Protesters will hold another demonstration on Monday, but for that, busloads of students from throughout the state will gather at the state Capitol building in Sacramento for an “Occupy the Capitol” event.
Protesters at the University of California at Berkeley were holding their own open university Thursday morning, and began gathering outside California Hall at 8 a.m.
A rally was held in Sproul Plaza at noon, and then protesters planned to march to Oakland’s Frank Ogawa Plaza to join an evening rally there at the site of the former Occupy Oakland camp.
At California State University Monterey Bay, protesters held an “Occupy Education” rally at noon followed by a march at 1:30 p.m. The rally will be held at Library Plaza at the corner of Divarty Street and Fifth Avenue.
The march will head to the Student Center on Inter-Garrison Road, where a teach-in will be held starting at 2 p.m.
At California State University East Bay in Hayward, protesters will hold a “People’s University” starting at noon. There will be faculty and student speakers and educational workshops throughout the afternoon, organizers said.
A “Reclaim SFSU” rally will be held at San Francisco State University started at noon, followed by a march from Malcolm X Plaza.
Organizers of the SFSU event said the action is being held to improve the quality of education at the school, and reclaim a student voice in education.
Students at San Jose State University planned a walkout at noon Thursday, followed by a rally and march.
The rally will begin near Clark Hall and students will hold a “speak out” to tell their stories of struggling with the rising costs of tuition.
The protesters are then planning to march silently through the Student Services Center before gathering in front of Tower Hall in the afternoon.
In the North Bay, students at Sonoma State University held a “Reclaim the People’s University” event at noon in Stevenson Quad.
The event will last throughout the day, starting with teach-ins, discussion circles and performances discussing cuts to departments, campus programs and the availability of student jobs.
Organizers said that university administration officials are intending to attend the events and discuss the students’ concerns.
There will also be a night event on the campus, with a concert featuring musical performances and speakers from 9 p.m. until midnight.
Students at Santa Rosa Junior College are planning to rally at 2 p.m. for a march to the Rattigan State Building at 50 D St.
There will be several Bay Area events held in solidarity with the campus events as well that have no direct association with a college or university.

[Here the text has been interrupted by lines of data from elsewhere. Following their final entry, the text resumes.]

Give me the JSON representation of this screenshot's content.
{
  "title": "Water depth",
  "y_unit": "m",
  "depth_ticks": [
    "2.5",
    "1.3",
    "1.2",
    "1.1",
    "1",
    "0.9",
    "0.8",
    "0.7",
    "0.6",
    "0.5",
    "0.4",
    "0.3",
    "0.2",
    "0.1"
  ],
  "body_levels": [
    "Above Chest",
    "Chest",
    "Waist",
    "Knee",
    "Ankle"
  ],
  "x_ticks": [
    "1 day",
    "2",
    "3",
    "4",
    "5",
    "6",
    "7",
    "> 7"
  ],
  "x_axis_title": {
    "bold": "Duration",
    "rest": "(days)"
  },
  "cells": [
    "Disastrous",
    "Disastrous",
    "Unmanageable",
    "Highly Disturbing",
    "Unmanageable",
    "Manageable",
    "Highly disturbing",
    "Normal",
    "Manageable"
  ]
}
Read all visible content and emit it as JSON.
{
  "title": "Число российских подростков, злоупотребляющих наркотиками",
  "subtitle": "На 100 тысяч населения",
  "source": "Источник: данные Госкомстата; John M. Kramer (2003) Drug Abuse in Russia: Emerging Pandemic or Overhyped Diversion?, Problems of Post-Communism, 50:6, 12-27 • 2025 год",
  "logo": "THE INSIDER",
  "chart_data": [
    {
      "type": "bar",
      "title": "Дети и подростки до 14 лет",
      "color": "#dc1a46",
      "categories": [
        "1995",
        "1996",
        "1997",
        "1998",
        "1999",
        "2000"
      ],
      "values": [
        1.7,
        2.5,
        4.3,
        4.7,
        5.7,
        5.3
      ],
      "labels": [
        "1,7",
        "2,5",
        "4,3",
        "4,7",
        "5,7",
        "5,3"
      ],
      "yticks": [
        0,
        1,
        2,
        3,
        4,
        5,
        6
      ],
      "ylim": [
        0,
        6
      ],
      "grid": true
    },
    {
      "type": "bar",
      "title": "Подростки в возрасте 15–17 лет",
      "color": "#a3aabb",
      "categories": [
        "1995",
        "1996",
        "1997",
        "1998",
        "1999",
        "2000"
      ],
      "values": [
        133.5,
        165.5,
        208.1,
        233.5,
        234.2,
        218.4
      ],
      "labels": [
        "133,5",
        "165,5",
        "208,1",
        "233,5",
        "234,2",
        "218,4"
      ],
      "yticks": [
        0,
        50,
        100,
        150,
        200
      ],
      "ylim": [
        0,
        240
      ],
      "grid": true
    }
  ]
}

In San Francisco, protesters will hold a teach-in and occupation at the California State Office Building at 455 Golden Gate Ave. before holding a rally in Civic Center Plaza at 4 p.m.
Occupy Oakland protesters are planning a rally in Frank Ogawa Plaza at 5 p.m.
Protesters from throughout the state will hold a larger, unified demonstration on Monday in Sacramento.
The “Occupy Education” rally began at 10 a.m. followed by a march to the state Capitol building. The daylong event will also feature nonviolent direct action training and another rally at the Capitol that evening.